Cari lettori, in questo incipit, tratto dal film In Time, scritto e diretto, nel 2011 da Andrew Niccol, sembrerebbe che, anche in Società dove il Tempo vitale diventi moneta corrente, le sperequazioni a danno dei più poveri, continuerebbero a rimanere.

A parte il fatto che, già ora, le condizioni, a ben riflettere, stanno in questo modo (infatti, tutto ciò che acquistiamo, lo otteniamo investendo tempo da dedicare ad un lavoro in grado di produrre denaro), bisognerebbe capire chi sono i ricchi e chi, invece, i poveri.

Consumiamo ogni giorno senza pensare, senza accorgerci che il consumo sta consumando noi e la sostanza del nostro desiderio. È una guerra silenziosa e la stiamo perdendo. (Zygmunt Bauman)

Parafrasando il passo di un famoso libro di Luciano de Crescenzo (Il Dubbio – Mondadori Ed. – MILANO 1992) molti di noi, ad un certo punto della vita, si “vedono” seduti su una poltrona posta al bivio fra l’angolo dei ricordi e la strada della speranza, a tracciare un bilancio degli eventi per continuare a credere che la propria il proprio scorrere del tempo avrà ancora un senso, nonostante la “polvere” del quotidiano, lentamente, “sbiadisca” sogni, ricordi, emozioni.

“Non penso mai al futuro, arriva così presto” (Albert Einstein)

Perché gli uomini si trovino a dover condurre in porto quell’inestricabile avventura che connota gli elementi salienti della parabola esistenziale, ancora non ci è dato saperlo. Probabilmente per contribuire (come “pellegrini”) al cammino evolutivo di un percorso già scritto nelle (e dalle) Leggi di Natura e di cui noi dobbiamo scoprire come “arrivare” a destinazione. Per ciò che riguarda il contingente, invece, siamo giunti alla conclusione che, nel tempo a nostra disposizione, è necessario realizzarsi mediante un impegno (che la Società Occidentale chiama “Lavoro”) capace di riconoscerci un’adeguata dignità, delle relazioni affettive e una buona gestione del proprio tempo libero.

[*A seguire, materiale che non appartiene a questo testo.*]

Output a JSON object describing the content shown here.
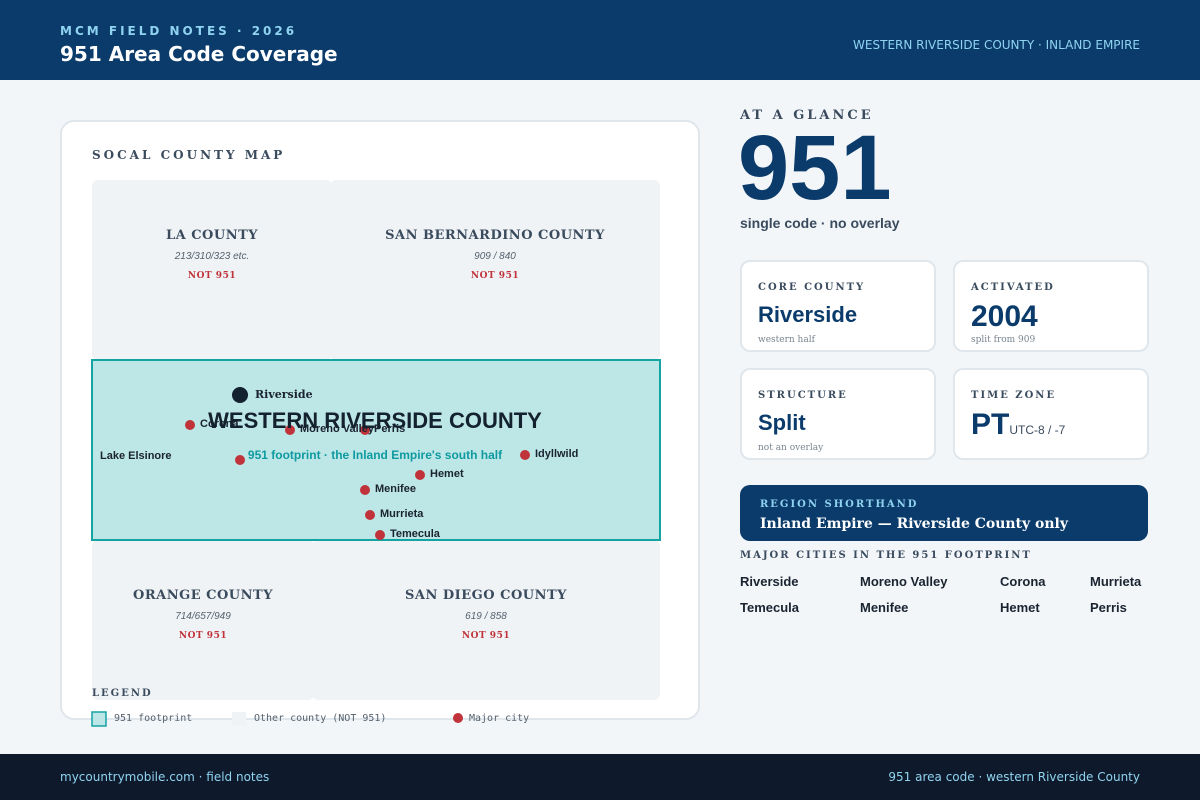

Il tutto (per ricollegarci al discorso precedente) per aiutarci nell’evoluzione del passaggio dal narcisismo fusionale del rapporto con la propria Madre (che ci ha generato obbedendo, a sua volta, alle leggi della Creazione) alle relazioni oggettuali (cioè con il mondo esterno) nelle quali cerchiamo, comunque, un volto amico e delle mani che si possano prendere cura.

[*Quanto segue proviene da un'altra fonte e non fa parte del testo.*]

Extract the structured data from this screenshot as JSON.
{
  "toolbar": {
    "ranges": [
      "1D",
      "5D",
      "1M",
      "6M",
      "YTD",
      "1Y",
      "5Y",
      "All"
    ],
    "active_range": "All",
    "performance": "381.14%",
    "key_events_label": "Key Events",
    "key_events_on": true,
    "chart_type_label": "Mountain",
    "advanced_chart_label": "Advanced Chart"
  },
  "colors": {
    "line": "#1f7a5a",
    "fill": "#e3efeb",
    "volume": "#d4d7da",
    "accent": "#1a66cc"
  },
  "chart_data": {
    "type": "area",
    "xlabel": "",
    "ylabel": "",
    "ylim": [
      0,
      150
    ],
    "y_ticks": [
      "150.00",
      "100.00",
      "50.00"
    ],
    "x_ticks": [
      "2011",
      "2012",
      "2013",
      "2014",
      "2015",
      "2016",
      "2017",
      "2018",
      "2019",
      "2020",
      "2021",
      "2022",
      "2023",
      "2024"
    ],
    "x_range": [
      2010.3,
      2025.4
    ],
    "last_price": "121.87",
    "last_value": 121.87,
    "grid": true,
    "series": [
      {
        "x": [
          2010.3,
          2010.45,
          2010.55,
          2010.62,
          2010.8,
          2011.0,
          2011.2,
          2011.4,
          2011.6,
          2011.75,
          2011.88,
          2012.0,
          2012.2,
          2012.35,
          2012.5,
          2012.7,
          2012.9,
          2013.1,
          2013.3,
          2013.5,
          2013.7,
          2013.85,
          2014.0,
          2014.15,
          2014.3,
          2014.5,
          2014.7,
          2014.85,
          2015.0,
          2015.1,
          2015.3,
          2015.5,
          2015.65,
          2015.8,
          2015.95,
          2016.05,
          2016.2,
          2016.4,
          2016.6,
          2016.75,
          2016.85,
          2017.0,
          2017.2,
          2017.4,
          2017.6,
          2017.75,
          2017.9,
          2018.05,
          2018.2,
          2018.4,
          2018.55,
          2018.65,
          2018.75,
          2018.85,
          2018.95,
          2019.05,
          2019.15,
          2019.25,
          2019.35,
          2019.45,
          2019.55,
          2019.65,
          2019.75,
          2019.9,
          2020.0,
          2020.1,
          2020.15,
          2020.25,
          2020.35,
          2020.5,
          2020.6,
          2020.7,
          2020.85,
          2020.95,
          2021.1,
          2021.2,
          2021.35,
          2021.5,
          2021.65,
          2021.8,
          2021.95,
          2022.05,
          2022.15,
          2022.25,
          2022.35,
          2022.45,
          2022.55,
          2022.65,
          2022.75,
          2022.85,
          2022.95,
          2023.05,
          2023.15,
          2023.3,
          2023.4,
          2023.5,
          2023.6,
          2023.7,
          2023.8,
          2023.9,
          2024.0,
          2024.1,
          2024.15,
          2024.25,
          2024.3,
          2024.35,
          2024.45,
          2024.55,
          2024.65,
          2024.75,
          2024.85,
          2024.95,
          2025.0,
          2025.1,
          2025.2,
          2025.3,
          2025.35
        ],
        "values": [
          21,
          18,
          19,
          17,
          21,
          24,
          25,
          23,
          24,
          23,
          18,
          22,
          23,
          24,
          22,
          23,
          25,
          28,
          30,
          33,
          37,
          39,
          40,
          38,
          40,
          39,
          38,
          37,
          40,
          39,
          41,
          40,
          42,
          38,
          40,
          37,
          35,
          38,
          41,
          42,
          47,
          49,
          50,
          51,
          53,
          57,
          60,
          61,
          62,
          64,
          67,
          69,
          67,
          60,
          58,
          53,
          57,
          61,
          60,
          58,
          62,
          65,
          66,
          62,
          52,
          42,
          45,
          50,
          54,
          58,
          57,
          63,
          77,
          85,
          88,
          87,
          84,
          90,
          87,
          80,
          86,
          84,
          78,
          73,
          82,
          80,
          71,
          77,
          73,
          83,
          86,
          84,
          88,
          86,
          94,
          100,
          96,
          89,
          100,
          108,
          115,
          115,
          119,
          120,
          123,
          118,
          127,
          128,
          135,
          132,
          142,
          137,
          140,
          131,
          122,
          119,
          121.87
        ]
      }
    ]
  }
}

Se così non fosse, la nostra vita scorrerebbe come quella descritta nella fenomenale “Lezione” di Tonino Capone (filosofo elettrauto) e dei suoi simbolici 24 gettoni di libertà…

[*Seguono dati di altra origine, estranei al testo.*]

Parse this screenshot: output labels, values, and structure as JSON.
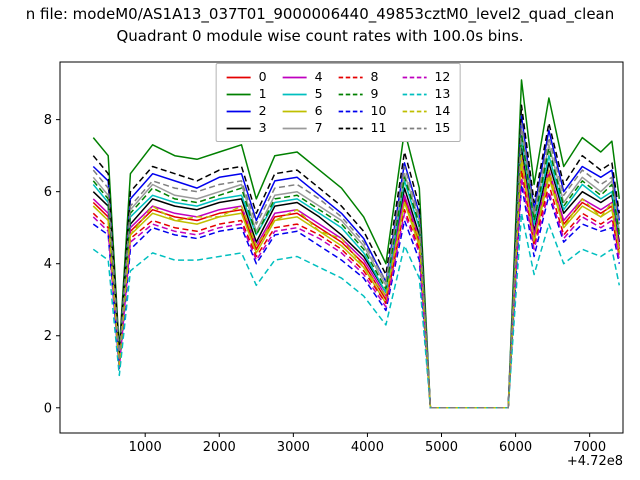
{
  "header": {
    "title_line": "n file: modeM0/AS1A13_037T01_9000006440_49853cztM0_level2_quad_clean",
    "subtitle": "Quadrant 0 module wise count rates with 100.0s bins."
  },
  "chart_data": {
    "type": "line",
    "suptitle": "n file: modeM0/AS1A13_037T01_9000006440_49853cztM0_level2_quad_clean",
    "title": "Quadrant 0 module wise count rates with 100.0s bins.",
    "xlabel": "",
    "ylabel": "",
    "x_axis_offset_label": "+4.72e8",
    "xlim": [
      -150,
      7450
    ],
    "ylim": [
      -0.7,
      9.6
    ],
    "xticks": [
      1000,
      2000,
      3000,
      4000,
      5000,
      6000,
      7000
    ],
    "yticks": [
      0,
      2,
      4,
      6,
      8
    ],
    "grid": false,
    "legend_position": "upper center",
    "legend_columns": 4,
    "frame_color": "#000000",
    "x": [
      300,
      500,
      650,
      800,
      1100,
      1400,
      1700,
      2000,
      2300,
      2500,
      2750,
      3050,
      3350,
      3650,
      3950,
      4250,
      4500,
      4700,
      4850,
      5200,
      5600,
      5900,
      6080,
      6250,
      6450,
      6650,
      6900,
      7150,
      7300,
      7400
    ],
    "series": [
      {
        "name": "0",
        "color": "#e50000",
        "dash": false,
        "values": [
          5.7,
          5.3,
          1.2,
          4.9,
          5.5,
          5.3,
          5.2,
          5.4,
          5.5,
          4.4,
          5.3,
          5.4,
          5.0,
          4.6,
          4.0,
          3.0,
          5.8,
          4.6,
          0,
          0,
          0,
          0,
          6.9,
          4.7,
          6.5,
          5.1,
          5.7,
          5.4,
          5.6,
          4.4
        ]
      },
      {
        "name": "1",
        "color": "#008000",
        "dash": false,
        "values": [
          7.5,
          7.0,
          1.6,
          6.5,
          7.3,
          7.0,
          6.9,
          7.1,
          7.3,
          5.8,
          7.0,
          7.1,
          6.6,
          6.1,
          5.3,
          4.0,
          7.7,
          6.1,
          0,
          0,
          0,
          0,
          9.1,
          6.2,
          8.6,
          6.7,
          7.5,
          7.1,
          7.4,
          5.8
        ]
      },
      {
        "name": "2",
        "color": "#0000ee",
        "dash": false,
        "values": [
          6.7,
          6.3,
          1.4,
          5.8,
          6.5,
          6.3,
          6.1,
          6.4,
          6.5,
          5.2,
          6.3,
          6.4,
          5.9,
          5.4,
          4.7,
          3.5,
          6.8,
          5.4,
          0,
          0,
          0,
          0,
          8.1,
          5.5,
          7.7,
          6.0,
          6.7,
          6.4,
          6.6,
          5.2
        ]
      },
      {
        "name": "3",
        "color": "#000000",
        "dash": false,
        "values": [
          6.0,
          5.6,
          1.3,
          5.1,
          5.8,
          5.6,
          5.5,
          5.7,
          5.8,
          4.6,
          5.6,
          5.7,
          5.3,
          4.8,
          4.2,
          3.2,
          6.1,
          4.8,
          0,
          0,
          0,
          0,
          7.2,
          4.9,
          6.8,
          5.4,
          6.0,
          5.7,
          5.9,
          4.6
        ]
      },
      {
        "name": "4",
        "color": "#bf00bf",
        "dash": false,
        "values": [
          5.8,
          5.4,
          1.2,
          5.0,
          5.6,
          5.4,
          5.3,
          5.5,
          5.6,
          4.5,
          5.4,
          5.5,
          5.1,
          4.7,
          4.1,
          3.1,
          5.9,
          4.7,
          0,
          0,
          0,
          0,
          7.0,
          4.8,
          6.6,
          5.2,
          5.8,
          5.5,
          5.7,
          4.5
        ]
      },
      {
        "name": "5",
        "color": "#00bfbf",
        "dash": false,
        "values": [
          6.2,
          5.7,
          1.3,
          5.3,
          5.9,
          5.7,
          5.6,
          5.8,
          5.9,
          4.8,
          5.7,
          5.8,
          5.4,
          5.0,
          4.3,
          3.2,
          6.3,
          5.0,
          0,
          0,
          0,
          0,
          7.5,
          5.1,
          7.0,
          5.5,
          6.2,
          5.8,
          6.0,
          4.8
        ]
      },
      {
        "name": "6",
        "color": "#bfbf00",
        "dash": false,
        "values": [
          5.6,
          5.2,
          1.2,
          4.8,
          5.4,
          5.2,
          5.1,
          5.3,
          5.4,
          4.3,
          5.2,
          5.3,
          4.9,
          4.5,
          3.9,
          2.9,
          5.7,
          4.5,
          0,
          0,
          0,
          0,
          6.8,
          4.6,
          6.4,
          5.0,
          5.6,
          5.3,
          5.5,
          4.3
        ]
      },
      {
        "name": "7",
        "color": "#9a9a9a",
        "dash": false,
        "values": [
          6.4,
          5.9,
          1.3,
          5.5,
          6.2,
          5.9,
          5.8,
          6.0,
          6.2,
          4.9,
          5.9,
          6.0,
          5.6,
          5.2,
          4.5,
          3.4,
          6.5,
          5.2,
          0,
          0,
          0,
          0,
          7.7,
          5.3,
          7.3,
          5.7,
          6.4,
          6.0,
          6.3,
          4.9
        ]
      },
      {
        "name": "8",
        "color": "#e50000",
        "dash": true,
        "values": [
          5.4,
          5.0,
          1.1,
          4.7,
          5.2,
          5.0,
          4.9,
          5.1,
          5.2,
          4.2,
          5.0,
          5.1,
          4.8,
          4.4,
          3.8,
          2.9,
          5.5,
          4.4,
          0,
          0,
          0,
          0,
          6.6,
          4.5,
          6.2,
          4.8,
          5.4,
          5.1,
          5.3,
          4.2
        ]
      },
      {
        "name": "9",
        "color": "#008000",
        "dash": true,
        "values": [
          6.3,
          5.8,
          1.3,
          5.4,
          6.1,
          5.8,
          5.7,
          5.9,
          6.1,
          4.8,
          5.8,
          5.9,
          5.5,
          5.1,
          4.4,
          3.3,
          6.4,
          5.1,
          0,
          0,
          0,
          0,
          7.6,
          5.2,
          7.2,
          5.6,
          6.3,
          5.9,
          6.2,
          4.8
        ]
      },
      {
        "name": "10",
        "color": "#0000ee",
        "dash": true,
        "values": [
          5.1,
          4.8,
          1.1,
          4.4,
          5.0,
          4.8,
          4.7,
          4.9,
          5.0,
          4.0,
          4.8,
          4.9,
          4.5,
          4.1,
          3.6,
          2.7,
          5.2,
          4.1,
          0,
          0,
          0,
          0,
          6.2,
          4.2,
          5.9,
          4.6,
          5.1,
          4.9,
          5.0,
          4.0
        ]
      },
      {
        "name": "11",
        "color": "#000000",
        "dash": true,
        "values": [
          7.0,
          6.5,
          1.5,
          6.0,
          6.7,
          6.5,
          6.3,
          6.6,
          6.7,
          5.4,
          6.5,
          6.6,
          6.1,
          5.6,
          4.9,
          3.7,
          7.1,
          5.6,
          0,
          0,
          0,
          0,
          8.4,
          5.7,
          7.9,
          6.2,
          7.0,
          6.6,
          6.8,
          5.4
        ]
      },
      {
        "name": "12",
        "color": "#bf00bf",
        "dash": true,
        "values": [
          5.3,
          4.9,
          1.1,
          4.6,
          5.1,
          4.9,
          4.8,
          5.0,
          5.1,
          4.1,
          4.9,
          5.0,
          4.7,
          4.3,
          3.7,
          2.8,
          5.4,
          4.3,
          0,
          0,
          0,
          0,
          6.4,
          4.4,
          6.0,
          4.7,
          5.3,
          5.0,
          5.2,
          4.1
        ]
      },
      {
        "name": "13",
        "color": "#00bfbf",
        "dash": true,
        "values": [
          4.4,
          4.1,
          0.9,
          3.8,
          4.3,
          4.1,
          4.1,
          4.2,
          4.3,
          3.4,
          4.1,
          4.2,
          3.9,
          3.6,
          3.1,
          2.3,
          4.5,
          3.6,
          0,
          0,
          0,
          0,
          5.4,
          3.7,
          5.1,
          4.0,
          4.4,
          4.2,
          4.4,
          3.4
        ]
      },
      {
        "name": "14",
        "color": "#bfbf00",
        "dash": true,
        "values": [
          5.6,
          5.2,
          1.2,
          4.8,
          5.6,
          5.2,
          5.3,
          5.3,
          5.6,
          4.5,
          5.2,
          5.5,
          4.9,
          4.7,
          3.9,
          3.1,
          5.7,
          4.7,
          0,
          0,
          0,
          0,
          7.0,
          4.6,
          6.6,
          5.0,
          5.8,
          5.3,
          5.7,
          4.3
        ]
      },
      {
        "name": "15",
        "color": "#7f7f7f",
        "dash": true,
        "values": [
          6.6,
          6.1,
          1.4,
          5.6,
          6.3,
          6.1,
          6.0,
          6.2,
          6.3,
          5.1,
          6.1,
          6.2,
          5.8,
          5.3,
          4.6,
          3.5,
          6.7,
          5.3,
          0,
          0,
          0,
          0,
          7.9,
          5.4,
          7.5,
          5.9,
          6.6,
          6.2,
          6.4,
          5.1
        ]
      }
    ]
  }
}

“La vita quotidiana” dice Tonino “è come il Monopoli: all’inizio ogni giocatore riceve dal banco ventiquattro gettoni di libertà, un gettone per ogni ora del giorno. Il gioco consiste nel saperli spendere nel modo migliore. Noi per vivere abbiamo bisogno di due cose: di un po’ di soldi, per essere indipendenti dal punto di vista economico e di un po’ di affetto, per superare indenni i momenti di solitudine. Queste due cose però non le regala nessuno: te le devi comprare e te le fanno pagare a caro prezzo con ore e ore di libertà. I meridionali, per esempio, sono portati a desiderare il posto sicuro, lo stipendio fisso tutti i ventisette. Non dico che si tratti di un mestiere stressante, tutt’altro, però in termini di libertà l’impiego è un impegno tra i più costosi che esistono: otto ore al giorno significano otto gettoni da pagare, senza considerare gli straordinari e un eventuale secondo lavoro. E veniamo all’amore: anche in questo caso l’uomo si orienta per una sistemazione di tutto riposo, si trova moglie e spera di ottenere da lei quello stipendio affettivo di cui sente il bisogno. Pure questa soluzione ha il suo costo: nella migliore delle ipotesi sono altre ore di libertà che vanno a farsi benedire. La moglie aspetta il marito che appena finito l’orario di ufficio e lo sequestra. A questo punto facciamoci i conti: otto ore per il lavoro, sei per la moglie, ne restano ancora dieci e bisogna dormire, lavarsi, mangiare e andare su e giù con la macchina tra la casa e il posto di lavoro” (Luciano de Crescenzo Storia della filosofia greca, Mondadori Editore – MILANO 1986).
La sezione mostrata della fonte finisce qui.